Advanced Practice: Neutropenic Fever in the ED

What’s all the fuss about neutropenia?

  • The neutrophil count bottoms out (the "nadir") days 5-10 after last chemotherapy treatment.
  • The risk of infection is dependent on the degree and duration of neutropenia
  • Important Cutoffs:
  • Neutropenia: absolute neutrophil count < 1000/mm3
  • Severe Neutropenia: absolute neutrophil count < 500/mm3
  • Profound Neutropenia: absolute neutrophil count < 100/mm3
  • Signs and symptoms are often minimal due to the diminished inflammatory response
  • Mortality rates as high as 5-20%

Where to Start:

  • Do not take a rectal temperature in a potentially neutropenic patient
  • Check: urinalysis, urine culture, chest xray, blood cultures
  • Assess any lines for source of infection and draw blood culture from the site as well
  • If a source is found, therapy can be guided
  • Treatment is more difficult without a known source
  • Be on high alert for new abdominal pain: this may be typhilitis (also known as neutropenic enterocolitis), a potentially catastrophic complication of neutropenia


  • Initiate gram negative coverage (typically cefepime 2g IV, aztreonam or meropenem if severe allergy to cephalosporins)
  • Evidence supports empiric antibiotics when the patient has severe neutropenia even if a specific organism is not found
  • There is little evidence for antibiotics when the patient is not neutropenic
  • Vancomycin only required if there is concern for catheter infections (or a history of MRSA in the patient)




1 Lyman.
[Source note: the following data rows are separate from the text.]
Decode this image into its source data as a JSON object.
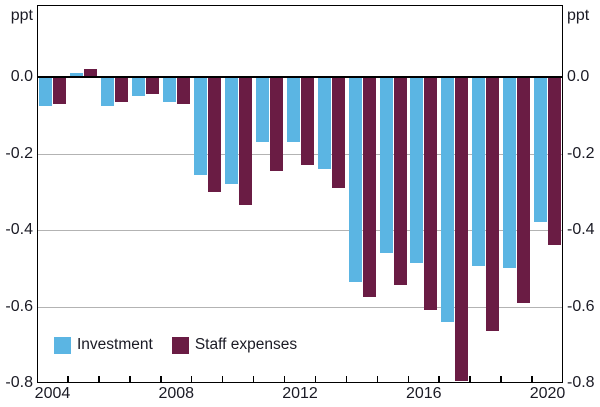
{
  "chart_data": {
    "type": "bar",
    "title": "",
    "unit_label": "ppt",
    "categories": [
      2004,
      2005,
      2006,
      2007,
      2008,
      2009,
      2010,
      2011,
      2012,
      2013,
      2014,
      2015,
      2016,
      2017,
      2018,
      2019,
      2020
    ],
    "series": [
      {
        "name": "Investment",
        "color": "#5bb5e3",
        "values": [
          -0.075,
          0.01,
          -0.075,
          -0.05,
          -0.065,
          -0.255,
          -0.28,
          -0.17,
          -0.17,
          -0.24,
          -0.535,
          -0.46,
          -0.485,
          -0.64,
          -0.495,
          -0.5,
          -0.38
        ]
      },
      {
        "name": "Staff expenses",
        "color": "#6a1c44",
        "values": [
          -0.07,
          0.02,
          -0.065,
          -0.045,
          -0.07,
          -0.3,
          -0.335,
          -0.245,
          -0.23,
          -0.29,
          -0.575,
          -0.545,
          -0.61,
          -0.795,
          -0.665,
          -0.59,
          -0.44
        ]
      }
    ],
    "ylim": [
      -0.8,
      0.19
    ],
    "yticks": [
      0,
      -0.2,
      -0.4,
      -0.6,
      -0.8
    ],
    "ytick_labels": [
      "0.0",
      "-0.2",
      "-0.4",
      "-0.6",
      "-0.8"
    ],
    "xtick_years": [
      2004,
      2008,
      2012,
      2016,
      2020
    ],
    "xtick_labels": [
      "2004",
      "2008",
      "2012",
      "2016",
      "2020"
    ],
    "grid": true,
    "legend_position": "inside-bottom-left"
  },
  "colors": {
    "gridline": "#b3b3b3",
    "axis": "#000000",
    "text": "#1a1a24",
    "background": "#ffffff"
  }
}
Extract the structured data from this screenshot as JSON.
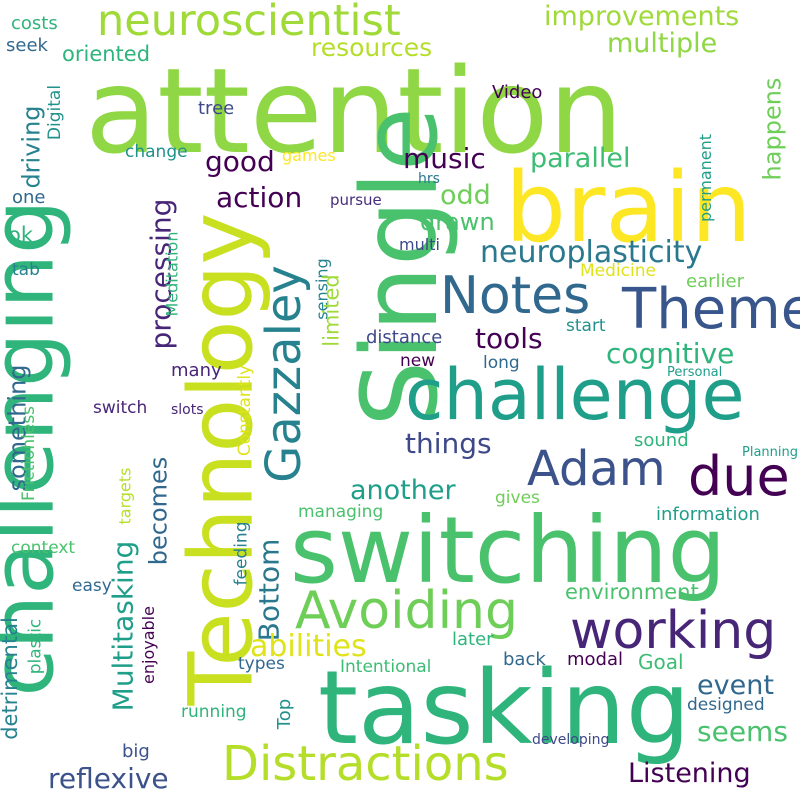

How We Treat Febrile Neutropenia in Patients Receiving Cancer Chemotherapy. J Oncol Pract. 2010 May; 6(3): 149-152.

2 Denshaw-Burke. Neutropenic Fever Empiric Therapy. Medscape. February 11, 2016.

3 Stapczynski, J. Stephan,, and Judith E. Tintinalli. Tintinalli's Emergency Medicine: A Comprehensive Study Guide. 7th ed. New York, N.Y.: McGraw-Hill Education LLC., 2011.